I gave an absolutely fawning review of "Lincoln" on the air and I stand by it. A listener posting on Facebook argued I fell for the fantasy version of Lincoln. In fact, it's Steven Spielberg's warts and all portrait that I found so powerful. "Lincoln the tyrant" is very much present in "Lincoln."
The move has even Lincoln conceding he exceeded his constituional authority but felt the ends justify the means. Adam Whtie argues here that Lincoln did what he had to in order to save the Union. But White's argument goes well beyond that and argues that:
in April 1861. When Chief Justice Roger Taney ordered the government to free the pro-Confederate prisoners, President Lincoln ignored the order.
Lincoln argued that the Constitution obliged him to take those unprecedented unilateral actions, because to allow the rebellion to proceed in Maryland was to put the city of Washington, and thus the republic itself, at grave risk. “To state the question more directly,” Lincoln famously asked Congress later that year, “are all the laws but one to go unexecuted, and the Government itself go to pieces lest that one”—the writ of habeas corpus—“be violated?” Lincoln insisted that his suspension of habeas corpus was legal in and of itself, but by those words he stressed that even an illegal suspension would have been constitutionally justified to preserve the government itself.

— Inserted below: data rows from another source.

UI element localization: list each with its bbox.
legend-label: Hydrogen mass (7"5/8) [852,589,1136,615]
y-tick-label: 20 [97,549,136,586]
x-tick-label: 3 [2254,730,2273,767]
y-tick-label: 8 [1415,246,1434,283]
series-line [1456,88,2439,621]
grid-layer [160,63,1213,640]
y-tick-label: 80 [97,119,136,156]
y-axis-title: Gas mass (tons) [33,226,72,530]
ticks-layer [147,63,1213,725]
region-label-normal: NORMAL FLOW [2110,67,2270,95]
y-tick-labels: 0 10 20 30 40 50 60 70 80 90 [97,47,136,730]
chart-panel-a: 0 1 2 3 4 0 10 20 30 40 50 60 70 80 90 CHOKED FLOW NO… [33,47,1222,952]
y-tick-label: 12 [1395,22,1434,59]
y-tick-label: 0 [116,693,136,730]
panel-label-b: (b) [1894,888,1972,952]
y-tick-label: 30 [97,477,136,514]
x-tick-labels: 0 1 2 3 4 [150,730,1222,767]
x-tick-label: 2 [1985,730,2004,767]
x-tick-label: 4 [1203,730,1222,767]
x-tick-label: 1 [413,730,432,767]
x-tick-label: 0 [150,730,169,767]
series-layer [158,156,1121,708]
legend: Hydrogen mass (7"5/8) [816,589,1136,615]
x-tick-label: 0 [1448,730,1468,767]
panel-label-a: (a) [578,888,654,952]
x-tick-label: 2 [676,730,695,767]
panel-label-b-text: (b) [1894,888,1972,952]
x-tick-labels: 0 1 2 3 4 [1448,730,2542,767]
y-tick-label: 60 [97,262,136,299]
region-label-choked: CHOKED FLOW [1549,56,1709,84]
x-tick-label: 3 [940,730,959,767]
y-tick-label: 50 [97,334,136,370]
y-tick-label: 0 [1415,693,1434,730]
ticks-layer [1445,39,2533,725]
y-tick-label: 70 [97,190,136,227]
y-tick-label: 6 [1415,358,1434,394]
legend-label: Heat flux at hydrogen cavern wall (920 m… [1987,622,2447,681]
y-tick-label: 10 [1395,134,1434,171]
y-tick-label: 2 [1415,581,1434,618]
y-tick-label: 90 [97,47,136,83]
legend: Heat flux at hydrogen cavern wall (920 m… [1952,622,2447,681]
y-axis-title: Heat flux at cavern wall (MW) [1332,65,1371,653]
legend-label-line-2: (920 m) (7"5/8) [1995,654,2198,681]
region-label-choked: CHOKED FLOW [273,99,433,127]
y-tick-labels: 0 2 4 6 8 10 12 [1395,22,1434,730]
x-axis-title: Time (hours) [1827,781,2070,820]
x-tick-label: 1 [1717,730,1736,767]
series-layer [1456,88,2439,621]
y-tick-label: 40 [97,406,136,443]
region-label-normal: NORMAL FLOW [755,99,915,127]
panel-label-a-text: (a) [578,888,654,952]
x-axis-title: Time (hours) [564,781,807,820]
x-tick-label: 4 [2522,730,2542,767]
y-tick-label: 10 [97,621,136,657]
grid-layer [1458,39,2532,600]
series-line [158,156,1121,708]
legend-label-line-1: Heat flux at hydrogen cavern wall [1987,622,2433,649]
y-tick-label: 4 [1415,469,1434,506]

In those words, and in Lincoln’s conduct of the war’s early months, the president exemplified the paradoxical principle underlying even the Declaration of Independence: that our rights may be “unalienable,” but we ultimately must be “secure” by the very creation of a government capable of abridging those rights. And of the government powers erected by the Constitution to “secure the blessings of liberty,” the most important defense against existential threats is the president’s capacity to act swiftly, decisively, and controversially.
In short, Lincoln’s ability to free the slaves through the Thirteenth Amendment in 1865 depended upon his ability to unilaterally act against the threats of 1861. Spielberg and his audience rightly exalt Lincoln’s fortitude in exercising the Constitution’s Article V amendment powers, but no less crucial was Lincoln’s exercise of the Article II executive powers. The road to the Thirteenth Amendment began not in January 1865, or even at Gettysburg, but at that moment in 1861 when President Lincoln resolved not to let “the Government itself go to pieces.”
“I am the president of the United States, clothed in immense power,” Lincoln thunders on the screen. He was, and his successors are. The very power that threatens our liberty secures our liberty, and we must forever grapple with that contradiction.
And the party out of power will always howl when the Commander in Chief, in their estimation exceeds constiutional authority, which Lincoln clearly did. And while I generally agree with White's thesis, I think whether Lincoln had no choice other than to exceed his authority is debatable. And even if you concede he did not, those were unprecedented times; the country was split in two. It would be a mistake to suggest that such excesses simply come with the territory.